Kolkata’s Heritage Illumination Movement Goes National with 2,500-Light Project at Amritsar’s Khalsa College
Mudar Patherya, an urban revivalist and heritage conservationist from Kolkata, is expanding his widely acclaimed city-wide heritage illumination movement into a pan-India initiative. The national campaign kicked off at the historic, 300-acre Khalsa College campus in Amritsar, marking Patherya’s most complex and technically ambitious project to date. Unlike typical urban illumination tasks that require roughly 100 to 150 fixtures, this massive estate demanded nearly 2,500 lights. The intricate setup was strategically engineered to complement the building’s geometry and showcase its Indo-Saracenic facade, curves, domes, and sweeping sandstone arches against the night sky without altering or damaging the physical architecture.
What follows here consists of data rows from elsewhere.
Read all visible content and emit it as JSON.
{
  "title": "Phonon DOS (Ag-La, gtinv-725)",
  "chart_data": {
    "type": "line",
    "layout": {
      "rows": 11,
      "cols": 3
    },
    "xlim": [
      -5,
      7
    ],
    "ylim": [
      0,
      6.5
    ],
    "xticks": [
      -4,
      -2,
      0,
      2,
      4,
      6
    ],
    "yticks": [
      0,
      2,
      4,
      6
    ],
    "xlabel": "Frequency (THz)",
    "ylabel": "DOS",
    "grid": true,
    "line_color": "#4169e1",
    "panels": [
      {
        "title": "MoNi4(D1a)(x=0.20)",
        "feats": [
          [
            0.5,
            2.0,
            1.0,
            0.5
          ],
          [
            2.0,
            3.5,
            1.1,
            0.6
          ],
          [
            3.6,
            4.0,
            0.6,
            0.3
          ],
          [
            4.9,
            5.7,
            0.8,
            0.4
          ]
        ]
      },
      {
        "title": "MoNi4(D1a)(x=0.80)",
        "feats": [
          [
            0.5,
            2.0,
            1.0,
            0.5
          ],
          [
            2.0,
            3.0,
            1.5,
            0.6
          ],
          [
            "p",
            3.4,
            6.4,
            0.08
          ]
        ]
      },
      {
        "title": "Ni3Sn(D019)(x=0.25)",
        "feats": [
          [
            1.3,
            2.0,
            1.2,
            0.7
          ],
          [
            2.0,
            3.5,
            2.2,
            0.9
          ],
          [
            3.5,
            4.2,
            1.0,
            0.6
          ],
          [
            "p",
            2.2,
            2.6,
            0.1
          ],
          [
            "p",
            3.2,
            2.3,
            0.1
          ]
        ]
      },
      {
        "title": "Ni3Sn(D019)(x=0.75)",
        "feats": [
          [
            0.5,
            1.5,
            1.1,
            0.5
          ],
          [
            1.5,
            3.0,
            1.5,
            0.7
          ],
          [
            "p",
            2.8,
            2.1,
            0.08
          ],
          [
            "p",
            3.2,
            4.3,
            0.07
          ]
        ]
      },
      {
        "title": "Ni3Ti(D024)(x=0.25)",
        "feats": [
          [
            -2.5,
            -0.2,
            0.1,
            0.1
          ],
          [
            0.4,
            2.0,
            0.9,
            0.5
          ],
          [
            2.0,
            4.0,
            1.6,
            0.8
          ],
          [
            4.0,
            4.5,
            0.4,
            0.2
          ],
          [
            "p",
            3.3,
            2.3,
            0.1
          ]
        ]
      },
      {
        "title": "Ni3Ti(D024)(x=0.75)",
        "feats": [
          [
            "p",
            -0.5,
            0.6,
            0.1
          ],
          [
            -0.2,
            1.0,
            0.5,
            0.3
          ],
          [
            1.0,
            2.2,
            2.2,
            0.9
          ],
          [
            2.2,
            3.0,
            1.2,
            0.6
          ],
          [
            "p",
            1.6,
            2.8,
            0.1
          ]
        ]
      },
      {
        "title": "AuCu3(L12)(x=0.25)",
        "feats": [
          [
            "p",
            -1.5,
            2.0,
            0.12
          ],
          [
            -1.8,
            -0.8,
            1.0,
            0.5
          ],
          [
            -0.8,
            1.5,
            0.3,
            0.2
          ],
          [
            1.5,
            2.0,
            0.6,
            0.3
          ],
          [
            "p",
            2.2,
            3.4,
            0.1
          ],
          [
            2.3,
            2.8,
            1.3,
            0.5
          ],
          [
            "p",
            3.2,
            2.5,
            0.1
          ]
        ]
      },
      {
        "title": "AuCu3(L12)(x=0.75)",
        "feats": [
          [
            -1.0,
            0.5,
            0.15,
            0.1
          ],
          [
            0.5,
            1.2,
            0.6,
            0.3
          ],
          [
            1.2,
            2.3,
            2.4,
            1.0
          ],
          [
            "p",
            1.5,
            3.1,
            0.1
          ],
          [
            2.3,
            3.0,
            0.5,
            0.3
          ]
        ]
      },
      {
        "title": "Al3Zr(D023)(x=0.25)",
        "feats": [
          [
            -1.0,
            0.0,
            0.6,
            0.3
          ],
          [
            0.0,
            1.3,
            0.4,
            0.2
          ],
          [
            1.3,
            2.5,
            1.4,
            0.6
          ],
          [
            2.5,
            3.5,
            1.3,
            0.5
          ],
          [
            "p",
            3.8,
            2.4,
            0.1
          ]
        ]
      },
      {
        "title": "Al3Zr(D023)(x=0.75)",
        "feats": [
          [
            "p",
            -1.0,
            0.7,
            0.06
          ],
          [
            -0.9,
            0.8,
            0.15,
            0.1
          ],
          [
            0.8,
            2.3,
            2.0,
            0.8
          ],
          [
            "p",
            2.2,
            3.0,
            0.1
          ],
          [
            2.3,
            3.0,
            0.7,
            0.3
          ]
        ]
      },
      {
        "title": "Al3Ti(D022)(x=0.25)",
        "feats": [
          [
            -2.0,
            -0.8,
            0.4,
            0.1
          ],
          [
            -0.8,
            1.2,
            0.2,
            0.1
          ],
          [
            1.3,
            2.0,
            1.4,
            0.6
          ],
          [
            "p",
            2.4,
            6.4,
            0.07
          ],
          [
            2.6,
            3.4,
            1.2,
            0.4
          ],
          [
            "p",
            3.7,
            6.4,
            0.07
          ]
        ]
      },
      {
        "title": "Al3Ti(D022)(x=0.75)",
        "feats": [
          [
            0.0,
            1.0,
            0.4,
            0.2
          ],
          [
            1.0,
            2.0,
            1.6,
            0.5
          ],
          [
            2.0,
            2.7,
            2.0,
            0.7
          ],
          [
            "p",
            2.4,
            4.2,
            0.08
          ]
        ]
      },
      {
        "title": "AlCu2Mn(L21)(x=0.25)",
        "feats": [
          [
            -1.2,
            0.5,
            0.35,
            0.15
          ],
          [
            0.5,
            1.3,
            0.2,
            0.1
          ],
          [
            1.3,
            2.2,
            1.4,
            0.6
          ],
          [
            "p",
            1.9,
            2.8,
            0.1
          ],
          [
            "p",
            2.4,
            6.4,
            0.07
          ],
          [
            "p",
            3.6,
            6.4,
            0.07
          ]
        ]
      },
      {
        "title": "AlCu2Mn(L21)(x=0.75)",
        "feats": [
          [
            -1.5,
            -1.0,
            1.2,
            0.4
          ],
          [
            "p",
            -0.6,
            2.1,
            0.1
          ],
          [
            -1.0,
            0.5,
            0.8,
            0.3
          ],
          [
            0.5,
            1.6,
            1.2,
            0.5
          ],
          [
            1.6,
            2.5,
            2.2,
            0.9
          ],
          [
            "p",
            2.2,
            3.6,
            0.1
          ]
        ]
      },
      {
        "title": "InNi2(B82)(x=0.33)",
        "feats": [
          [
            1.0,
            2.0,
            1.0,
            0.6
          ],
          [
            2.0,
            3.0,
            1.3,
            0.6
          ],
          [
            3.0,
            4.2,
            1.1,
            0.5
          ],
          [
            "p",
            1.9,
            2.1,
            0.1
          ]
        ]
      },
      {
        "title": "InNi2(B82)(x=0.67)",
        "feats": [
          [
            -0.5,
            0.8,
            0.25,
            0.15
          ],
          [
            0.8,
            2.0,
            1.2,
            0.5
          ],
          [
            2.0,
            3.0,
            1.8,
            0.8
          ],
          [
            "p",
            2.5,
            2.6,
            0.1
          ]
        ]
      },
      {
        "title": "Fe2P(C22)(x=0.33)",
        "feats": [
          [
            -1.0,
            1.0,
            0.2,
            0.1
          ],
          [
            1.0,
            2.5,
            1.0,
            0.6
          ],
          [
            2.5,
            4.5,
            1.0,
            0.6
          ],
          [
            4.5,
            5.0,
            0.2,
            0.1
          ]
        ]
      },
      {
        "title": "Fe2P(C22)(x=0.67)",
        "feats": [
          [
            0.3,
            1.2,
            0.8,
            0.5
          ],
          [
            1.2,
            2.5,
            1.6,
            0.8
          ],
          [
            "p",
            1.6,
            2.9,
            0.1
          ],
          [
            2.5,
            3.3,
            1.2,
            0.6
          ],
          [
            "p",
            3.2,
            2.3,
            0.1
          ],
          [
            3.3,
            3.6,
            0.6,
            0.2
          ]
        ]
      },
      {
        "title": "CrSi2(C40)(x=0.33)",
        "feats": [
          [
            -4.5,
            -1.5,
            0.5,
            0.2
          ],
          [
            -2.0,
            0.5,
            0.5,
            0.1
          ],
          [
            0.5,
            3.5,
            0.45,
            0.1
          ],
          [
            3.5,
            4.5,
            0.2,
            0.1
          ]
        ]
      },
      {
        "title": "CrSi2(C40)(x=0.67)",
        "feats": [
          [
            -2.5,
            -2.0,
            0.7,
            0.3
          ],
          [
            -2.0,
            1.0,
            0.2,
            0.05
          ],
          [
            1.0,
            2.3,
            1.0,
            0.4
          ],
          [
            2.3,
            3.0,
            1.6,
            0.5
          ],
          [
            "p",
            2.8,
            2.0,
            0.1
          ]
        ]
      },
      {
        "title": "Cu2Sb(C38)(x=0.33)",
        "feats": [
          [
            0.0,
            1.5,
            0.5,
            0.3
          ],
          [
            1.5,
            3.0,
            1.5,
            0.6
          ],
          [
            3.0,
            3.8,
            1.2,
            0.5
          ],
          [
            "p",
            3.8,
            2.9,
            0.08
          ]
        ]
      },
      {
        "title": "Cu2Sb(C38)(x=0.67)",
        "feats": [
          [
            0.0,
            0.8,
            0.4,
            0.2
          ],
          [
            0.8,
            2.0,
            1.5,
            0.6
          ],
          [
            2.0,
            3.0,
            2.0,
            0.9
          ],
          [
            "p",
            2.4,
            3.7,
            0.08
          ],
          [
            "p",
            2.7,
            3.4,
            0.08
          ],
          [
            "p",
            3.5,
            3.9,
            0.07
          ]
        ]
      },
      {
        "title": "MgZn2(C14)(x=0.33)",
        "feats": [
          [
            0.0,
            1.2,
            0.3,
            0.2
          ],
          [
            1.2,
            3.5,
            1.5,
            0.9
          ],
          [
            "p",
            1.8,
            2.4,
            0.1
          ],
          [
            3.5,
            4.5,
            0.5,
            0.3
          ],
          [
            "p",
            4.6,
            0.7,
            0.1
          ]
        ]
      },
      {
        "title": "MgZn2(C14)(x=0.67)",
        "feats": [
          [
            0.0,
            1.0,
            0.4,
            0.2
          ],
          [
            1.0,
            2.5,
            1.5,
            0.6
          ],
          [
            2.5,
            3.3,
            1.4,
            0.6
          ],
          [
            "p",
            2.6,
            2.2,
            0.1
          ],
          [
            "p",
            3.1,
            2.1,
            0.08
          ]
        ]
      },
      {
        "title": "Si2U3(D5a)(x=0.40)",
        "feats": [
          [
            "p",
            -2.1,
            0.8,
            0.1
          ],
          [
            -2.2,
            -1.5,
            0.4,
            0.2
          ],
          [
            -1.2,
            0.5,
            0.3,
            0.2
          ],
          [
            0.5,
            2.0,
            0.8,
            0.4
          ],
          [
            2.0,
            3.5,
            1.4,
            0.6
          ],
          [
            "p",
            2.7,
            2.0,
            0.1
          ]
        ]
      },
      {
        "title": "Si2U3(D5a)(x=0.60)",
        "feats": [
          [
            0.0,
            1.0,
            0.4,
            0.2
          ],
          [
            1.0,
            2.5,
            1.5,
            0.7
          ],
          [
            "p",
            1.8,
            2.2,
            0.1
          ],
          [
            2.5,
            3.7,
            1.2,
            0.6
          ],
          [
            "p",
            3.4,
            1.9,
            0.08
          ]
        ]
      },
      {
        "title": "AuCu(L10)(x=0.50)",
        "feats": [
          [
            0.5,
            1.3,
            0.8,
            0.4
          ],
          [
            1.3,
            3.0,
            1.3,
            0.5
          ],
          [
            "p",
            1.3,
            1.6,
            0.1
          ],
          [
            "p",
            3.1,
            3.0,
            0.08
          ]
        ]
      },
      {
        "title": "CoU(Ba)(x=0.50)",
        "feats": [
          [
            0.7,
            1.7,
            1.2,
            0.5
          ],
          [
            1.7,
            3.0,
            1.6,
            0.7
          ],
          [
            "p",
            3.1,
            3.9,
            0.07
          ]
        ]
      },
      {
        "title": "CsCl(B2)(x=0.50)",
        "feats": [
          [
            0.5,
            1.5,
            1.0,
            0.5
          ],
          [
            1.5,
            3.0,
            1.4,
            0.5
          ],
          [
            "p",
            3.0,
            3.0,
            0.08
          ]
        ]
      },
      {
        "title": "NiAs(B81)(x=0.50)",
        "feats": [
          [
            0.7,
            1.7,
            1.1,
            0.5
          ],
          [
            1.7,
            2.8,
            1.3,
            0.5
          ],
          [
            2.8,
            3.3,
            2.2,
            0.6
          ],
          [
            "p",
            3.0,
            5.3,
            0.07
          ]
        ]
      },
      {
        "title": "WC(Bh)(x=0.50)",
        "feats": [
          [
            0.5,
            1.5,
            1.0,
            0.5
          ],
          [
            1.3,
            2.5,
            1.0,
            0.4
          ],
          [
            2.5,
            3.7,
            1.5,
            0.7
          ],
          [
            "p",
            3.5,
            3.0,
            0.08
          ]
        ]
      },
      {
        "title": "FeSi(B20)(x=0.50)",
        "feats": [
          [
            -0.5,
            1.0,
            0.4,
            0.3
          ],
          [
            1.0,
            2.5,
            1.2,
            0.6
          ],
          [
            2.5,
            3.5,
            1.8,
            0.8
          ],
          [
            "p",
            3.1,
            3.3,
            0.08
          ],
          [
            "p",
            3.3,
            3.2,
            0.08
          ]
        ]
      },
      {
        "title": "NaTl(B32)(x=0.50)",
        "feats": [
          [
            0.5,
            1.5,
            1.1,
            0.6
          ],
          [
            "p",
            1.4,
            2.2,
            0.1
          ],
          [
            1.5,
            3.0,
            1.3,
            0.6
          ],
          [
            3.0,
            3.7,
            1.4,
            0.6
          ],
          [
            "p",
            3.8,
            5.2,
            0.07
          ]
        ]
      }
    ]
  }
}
The project progressed with incredible speed, securing management approval within two days and dispatching installation teams from Kolkata within a single month. The transformation was funded via corporate social responsibility (CSR) by Techno Electric and Engineering Company, whose managing director, Padam Prakash Gupta, is an alumnus of Khalsa College. Rather than treating lighting as mere cosmetic beautification, Patherya champions illumination as a strategic civic tool capable of building urban pride, generating evening tourism, and stimulating local economies through nightlife—all without the cost of constructing new monuments. Striking a delicate balance with historical authenticity, the project deliberately avoids aggressive color-changing LEDs, utilizing subtle, warm yellow lighting to reveal the true beauty of the architectural legacy.